Véronique Gougeon, Isabelle Gaumond, Philippe Goffaux, Stéphane Potvin, and Serge Marchand; Département de chirurgie, Service de neurochirurgie, Equipe de recherche sur la douleur; Ecole de réadaptation, Faculté de Médecine et des sciences de la santé, Université de Sherbrooke, Sherbrooke; and Département de psychiatrie, Faculté de Médecine, Université de Montréal, Montréal, QC, Canada
Research conducted during the past decade confirms that the subjective experience of pain can be modulated by observing others in pain. These empathy-related responses are modulated by the affective relation between an observer and the individual in pain, particularly by people who are significant to us. This effect has been subsumed under the rubric of empathy-induced pain modulation.

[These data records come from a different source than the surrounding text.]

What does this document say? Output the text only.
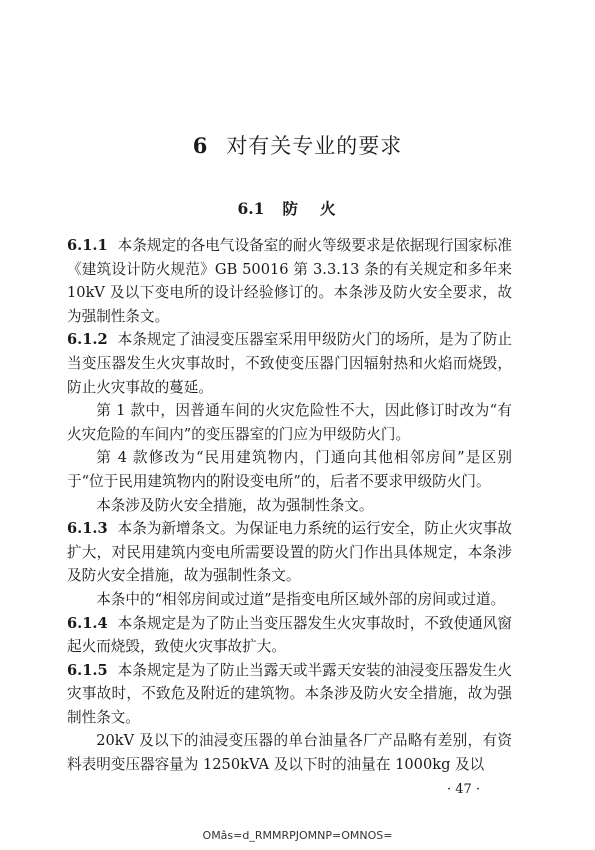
6 对有关专业的要求
6.1 防火

6.1.1 本条规定的各电气设备室的耐火等级要求是依据现行国家标准《建筑设计防火规范》GB 50016 第 3.3.13 条的有关规定和多年来 10kV 及以下变电所的设计经验修订的。本条涉及防火安全要求，故为强制性条文。

6.1.2 本条规定了油浸变压器室采用甲级防火门的场所，是为了防止当变压器发生火灾事故时，不致使变压器门因辐射热和火焰而烧毁，防止火灾事故的蔓延。

第 1 款中，因普通车间的火灾危险性不大，因此修订时改为“有火灾危险的车间内”的变压器室的门应为甲级防火门。

第 4 款修改为“民用建筑物内，门通向其他相邻房间”是区别于“位于民用建筑物内的附设变电所”的，后者不要求甲级防火门。

本条涉及防火安全措施，故为强制性条文。

6.1.3 本条为新增条文。为保证电力系统的运行安全，防止火灾事故扩大，对民用建筑内变电所需要设置的防火门作出具体规定，本条涉及防火安全措施，故为强制性条文。

本条中的“相邻房间或过道”是指变电所区域外部的房间或过道。

6.1.4 本条规定是为了防止当变压器发生火灾事故时，不致使通风窗起火而烧毁，致使火灾事故扩大。

6.1.5 本条规定是为了防止当露天或半露天安装的油浸变压器发生火灾事故时，不致危及附近的建筑物。本条涉及防火安全措施，故为强制性条文。

20kV 及以下的油浸变压器的单台油量各厂产品略有差别，有资料表明变压器容量为 1250kVA 及以下时的油量在 1000kg 及以

· 47 ·
OMâs=d_RMMRPJOMNP=OMNOS=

Neuroimaging studies show that simply knowing or imagining that a loved one is currently experiencing pain is sufficient to trigger activations of pain processing regions in the brain of the observer. These regions principally include affect-processing regions of the brain (particularly the anterior cingulate and frontoinsular cortices). Affect-related pain-processing regions of the brain are also thought to play a key role in descending endogenous pain-control circuits.

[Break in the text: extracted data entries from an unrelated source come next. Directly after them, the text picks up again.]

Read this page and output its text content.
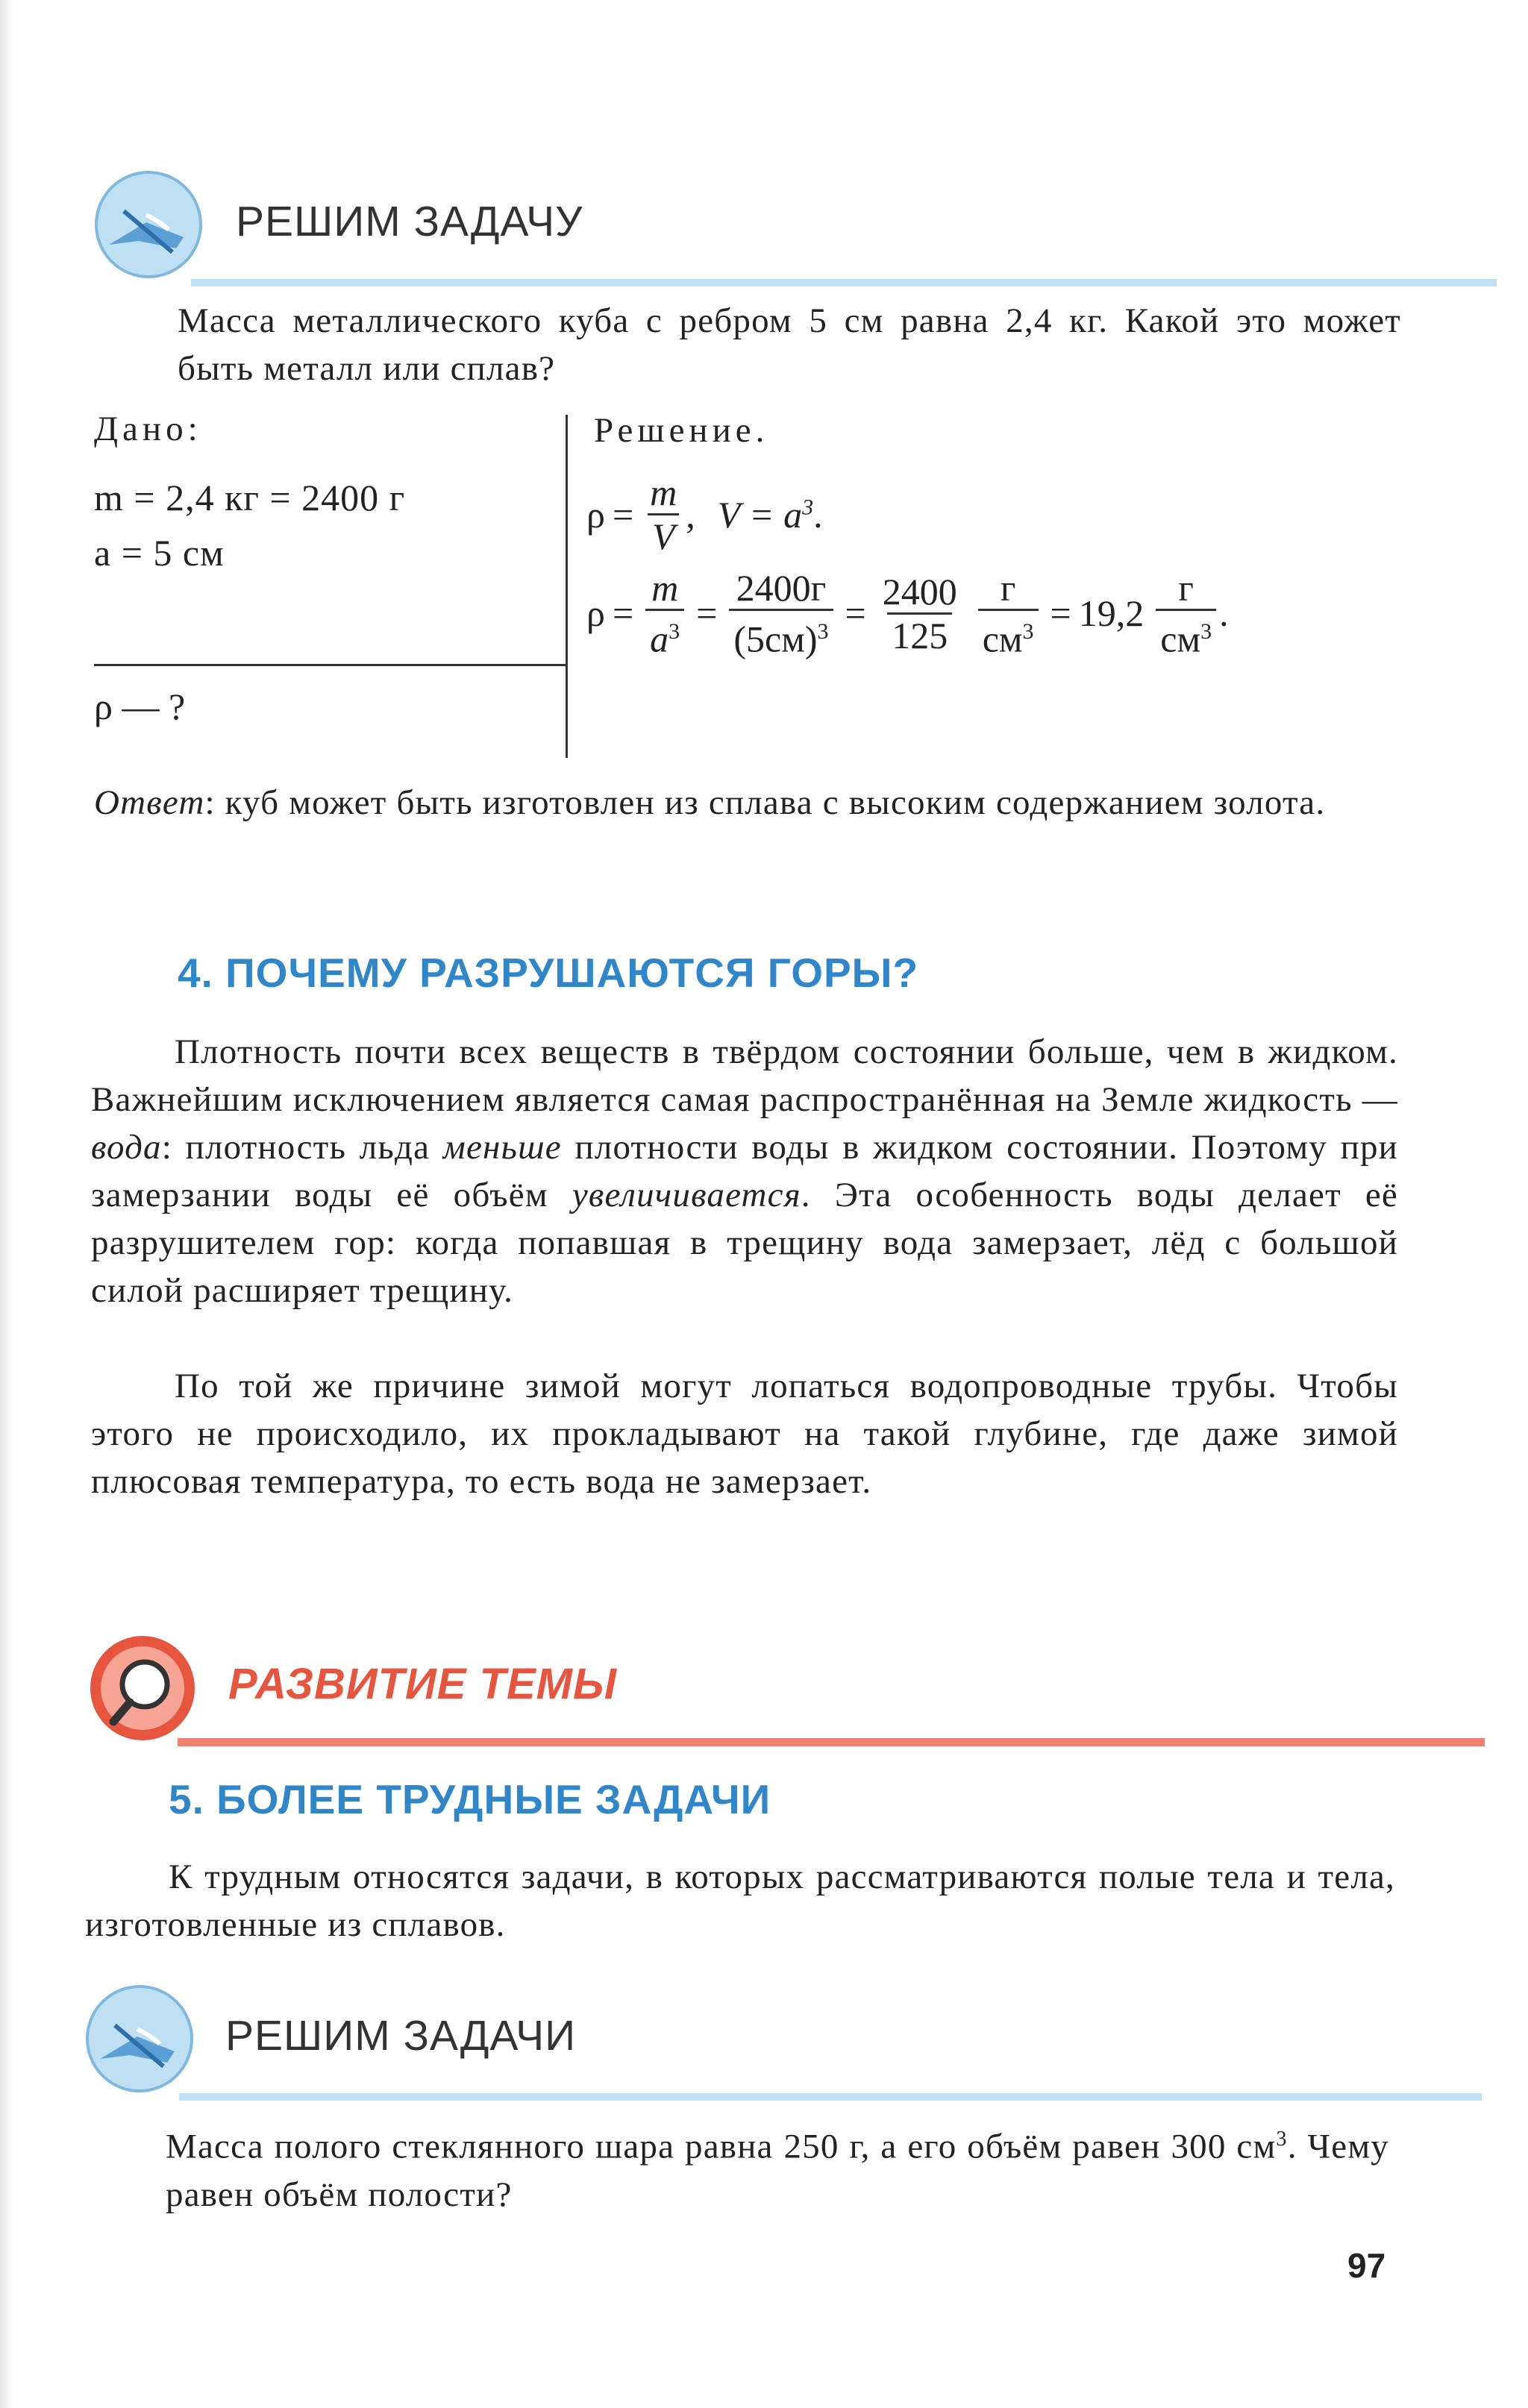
РЕШИМ ЗАДАЧУ
Масса металлического куба с ребром 5 см равна 2,4 кг. Какой это может быть металл или сплав?
Дано:
m = 2,4 кг = 2400 г
a = 5 см
ρ — ?
Решение.
$\rho = \frac{m}{V}$ , $V = a^3$.
$\rho = \frac{m}{a^3} = \frac{2400г}{(5см)^3} = \frac{2400}{125} \frac{г}{см^3} = 19,2 \frac{г}{см^3}$ .
Ответ: куб может быть изготовлен из сплава с высоким содержанием золота.
4. ПОЧЕМУ РАЗРУШАЮТСЯ ГОРЫ?
Плотность почти всех веществ в твёрдом состоянии больше, чем в жидком. Важнейшим исключением является самая распространённая на Земле жидкость — вода: плотность льда меньше плотности воды в жидком состоянии. Поэтому при замерзании воды её объём увеличивается. Эта особенность воды делает её разрушителем гор: когда попавшая в трещину вода замерзает, лёд с большой силой расширяет трещину.
По той же причине зимой могут лопаться водопроводные трубы. Чтобы этого не происходило, их прокладывают на такой глубине, где даже зимой плюсовая температура, то есть вода не замерзает.
РАЗВИТИЕ ТЕМЫ
5. БОЛЕЕ ТРУДНЫЕ ЗАДАЧИ
К трудным относятся задачи, в которых рассматриваются полые тела и тела, изготовленные из сплавов.
РЕШИМ ЗАДАЧИ
Масса полого стеклянного шара равна 250 г, а его объём равен 300 $см^3$. Чему равен объём полости?
97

This study tested the possibility that observing either ourselves or a loved one in pain would trigger descending pain inhibition without the need for a concomitantly applied painful conditioning stimulus (CS). Investigators hypothesized that the empathic modulation of subjective pain depends on the activation of descending pain inhibition. Healthy volunteers were recruited at a hospital and invited to participate in 4 experimental sessions. Descending pain inhibition was triggered by immersing the right arm of participants (15 heterosexual couples in their late 20s) in a bath of cold water. The effects of empathy on descending pain inhibition were observed by immersing participants’ right arms in a lukewarm water bath while having them watch a video of either themselves or their spouses during a previous nociceptive immersion. Immersion of the arm in a lukewarm water bath without empathic (video) observation was also included as a control condition.

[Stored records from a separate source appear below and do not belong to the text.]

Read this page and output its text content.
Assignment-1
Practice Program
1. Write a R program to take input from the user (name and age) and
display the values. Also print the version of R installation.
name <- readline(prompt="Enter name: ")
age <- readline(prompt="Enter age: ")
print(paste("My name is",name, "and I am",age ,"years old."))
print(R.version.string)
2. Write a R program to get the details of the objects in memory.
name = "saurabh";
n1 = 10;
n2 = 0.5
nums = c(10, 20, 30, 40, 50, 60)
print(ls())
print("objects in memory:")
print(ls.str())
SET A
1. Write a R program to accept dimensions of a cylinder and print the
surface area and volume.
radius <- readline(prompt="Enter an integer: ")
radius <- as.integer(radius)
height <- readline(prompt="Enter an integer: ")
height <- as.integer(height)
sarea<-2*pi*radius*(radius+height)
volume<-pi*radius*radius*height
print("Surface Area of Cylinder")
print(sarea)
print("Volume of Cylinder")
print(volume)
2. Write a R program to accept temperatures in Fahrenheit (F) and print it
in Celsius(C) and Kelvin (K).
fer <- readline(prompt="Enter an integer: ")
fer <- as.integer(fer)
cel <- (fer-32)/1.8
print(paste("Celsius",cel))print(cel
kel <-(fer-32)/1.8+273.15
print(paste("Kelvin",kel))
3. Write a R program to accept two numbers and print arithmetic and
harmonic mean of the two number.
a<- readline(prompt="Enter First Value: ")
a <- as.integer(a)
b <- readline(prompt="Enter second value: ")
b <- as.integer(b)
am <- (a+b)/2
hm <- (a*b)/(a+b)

Investigators found that the mere observation of one’s self or a loved one in pain can trigger a strong descending inhibition response, especially among women. These results are consistent with the literature, which demonstrates that the observation of someone in pain activates brain regions involved in the descending inhibitory system as well as in the pain experience. These results reveal a correlation between catastrophizing level and descending inhibition response: the more participants catastrophize during the CS, the better their inhibition when they observe either themselves or their spouses in pain. In this study, a higher catastrophizing score (tested at the first session) seems to have increased the conditioned inhibition. The correlation obtained was during a nonpainful condition while observing one’s self or a loved one in pain. Investigators hypothesized that the catastrophizing level of a participant would increase perceived pain, explaining why it correlates with conditioned pain modulation efficiency.
This study provides evidence of the importance of the affective component of pain, showing how pain observation can modulate physiological mechanisms. The ability to trigger endogenous pain modulation is influenced by a person’s relation with the pain of others and should be taken into account in clinical conditions.